L’ultimo giorno di carnevale: “Siore maschere, zozo la maschera!”
Nell’ultimo giorno di carnevale i campi famosi per le feste erano tre, Campo San Polo, Santa Margherita e Santo Stefano, e si davano corride di tori, giostre, lotte e corse di cavalli, ma in tutte le strade ed in tutti i campi c’era baldoria che finiva poi come l’acqua di un fiume nel mare di Piazza San Marco. Era permesso in quel giorno di girare per la città coi tori e di far “molate” cioè sguinzagliare i cani contro i tori, dovunque piacesse a chi conduceva il toro legato per le corna. Essendo però accaduto qualche volta che l’animale scappasse o si rompesse la corda con pericolo e spavento della gente nelle anguste strade veneziane, il Consiglio dei Dieci proibì a mezzo del settecento la pericolosa consuetudine.
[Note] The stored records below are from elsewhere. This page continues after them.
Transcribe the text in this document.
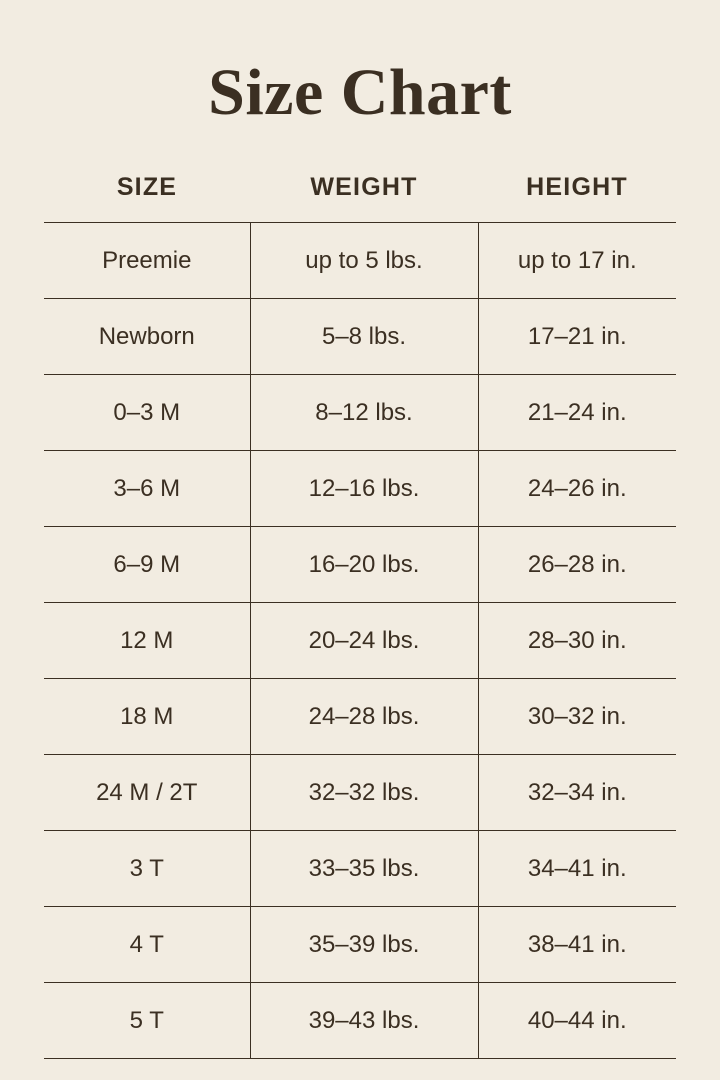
Size Chart
SIZE	WEIGHT	HEIGHT
Preemie	up to 5 lbs.	up to 17 in.
Newborn	5–8 lbs.	17–21 in.
0–3 M	8–12 lbs.	21–24 in.
3–6 M	12–16 lbs.	24–26 in.
6–9 M	16–20 lbs.	26–28 in.
12 M	20–24 lbs.	28–30 in.
18 M	24–28 lbs.	30–32 in.
24 M / 2T	32–32 lbs.	32–34 in.
3 T	33–35 lbs.	34–41 in.
4 T	35–39 lbs.	38–41 in.
5 T	39–43 lbs.	40–44 in.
Così la caccia si limitava nei tre campi, ma negli altri c’erano i giochi “de pigliar l’oca nell’acqua, pigliar le anare, amazzar la gatta, ed il ziogo del calzo (calcio) per i soli zentil’huomini“.
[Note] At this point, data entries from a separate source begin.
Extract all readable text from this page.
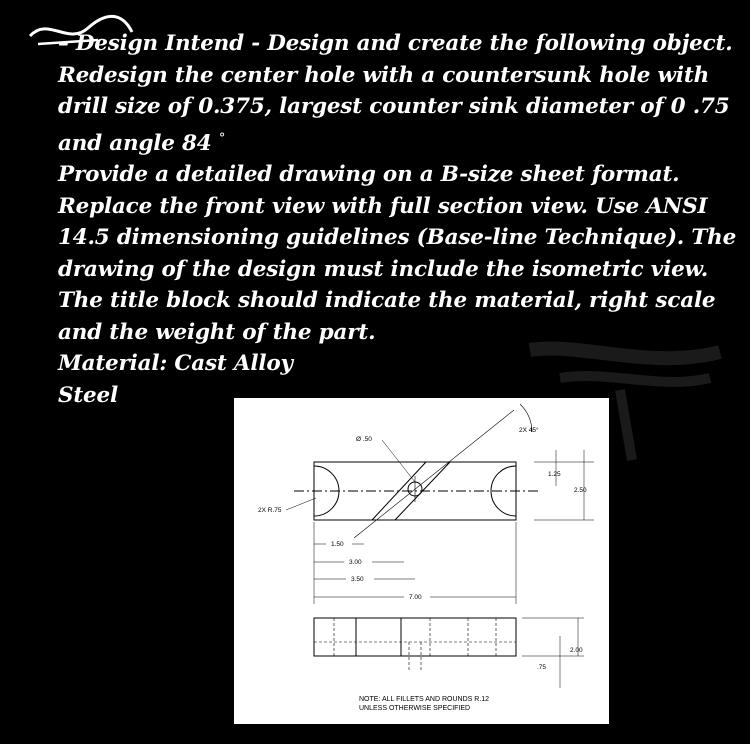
– Design Intend - Design and create the following object.

Redesign the center hole with a countersunk hole with drill size of 0.375, largest counter sink diameter of 0 .75 and angle 84 °

Provide a detailed drawing on a B-size sheet format. Replace the front view with full section view. Use ANSI 14.5 dimensioning guidelines (Base-line Technique). The drawing of the design must include the isometric view. The title block should indicate the material, right scale and the weight of the part.

Material: Cast Alloy

Steel

Ø .50
2X 45°
2X R.75
1.25
2.50
1.50
3.00
3.50
7.00
2.00
.75
NOTE: ALL FILLETS AND ROUNDS R.12
UNLESS OTHERWISE SPECIFIED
A Santo Stefano, dopo la caccia, c’era il “liston” delle maschere “di ogni qualità di persone fino a quasi una hora di notte“, e si chiamava “liston” da una gran lista lastricata che attraversava il campo, ancora nelle altre parti ricoperto dall’erba.
Un pandemonio di grida, di allegria, di suoni era alla sera a San Marco; la matta agonia carnevalesca prorompeva sfacciata, mentre il campanone, due ore prima di mezzanotte, cominciava a suonare. Il pulpito di legno, sul quale era costume fin dal 1502 predicare al popolo due volte la settimana e che stava presso la chiesa di San Geminiano, era preso d’assalto e tirato in giro sulle sue ruote per lungo e per largo, con getto continuo di frutta, di dolci, di confetti.
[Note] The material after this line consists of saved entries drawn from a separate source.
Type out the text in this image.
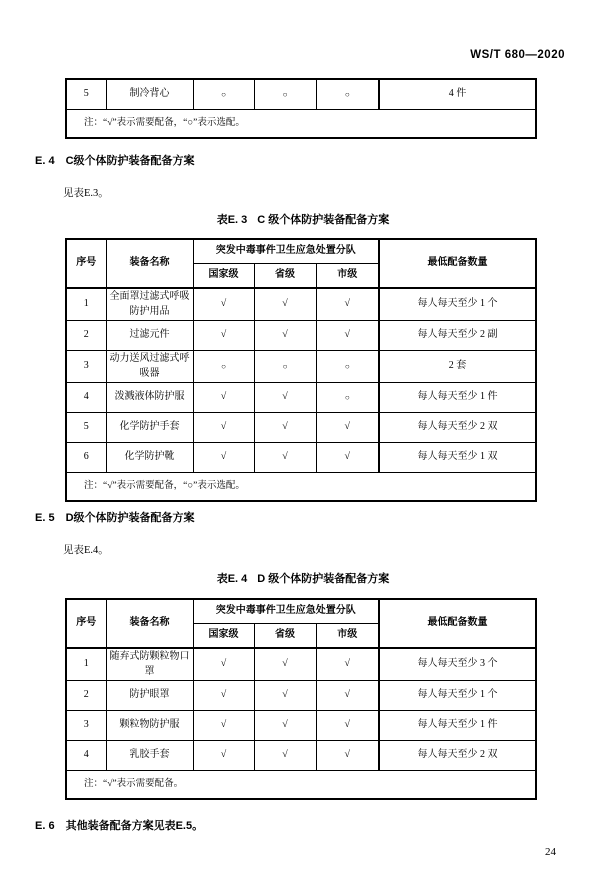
WS/T 680—2020
5	制冷背心	○	○	○	4 件
注：“√”表示需要配备，“○”表示选配。
E. 4 C级个体防护装备配备方案
见表E.3。
表E. 3 C 级个体防护装备配备方案
序号	装备名称	突发中毒事件卫生应急处置分队			最低配备数量
		国家级	省级	市级	
1	全面罩过滤式呼吸防护用品	√	√	√	每人每天至少 1 个
2	过滤元件	√	√	√	每人每天至少 2 副
3	动力送风过滤式呼吸器	○	○	○	2 套
4	泼溅液体防护服	√	√	○	每人每天至少 1 件
5	化学防护手套	√	√	√	每人每天至少 2 双
6	化学防护靴	√	√	√	每人每天至少 1 双
注：“√”表示需要配备，“○”表示选配。					
E. 5 D级个体防护装备配备方案
见表E.4。
表E. 4 D 级个体防护装备配备方案
序号	装备名称	突发中毒事件卫生应急处置分队			最低配备数量
		国家级	省级	市级	
1	随弃式防颗粒物口罩	√	√	√	每人每天至少 3 个
2	防护眼罩	√	√	√	每人每天至少 1 个
3	颗粒物防护服	√	√	√	每人每天至少 1 件
4	乳胶手套	√	√	√	每人每天至少 2 双
注：“√”表示需要配备。					
E. 6 其他装备配备方案见表E.5。
24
Il campanone suonava, a mezzanotte dalla loggetta del Sansovino partiva un’ammonimento: “Siore maschere zozo la maschera!” e l’ordine si ripeteva lungo la Piazzetta, la Piazza e le Procuratie, e la folla gaia e spensierata riempiva allora i caffè, i magazzini da vino, le trattorie dove, racconta il Dotti, poeta satirico:
S’aspettava la mattina
Per il solito “Memento”
Nella chiesa più vicina,
E fra maschere, aspettando,
si facea del contrabbando. (1)
(1) Giovanni Malgarotto. IL GAZZETTINO, 24 febbraio 1925.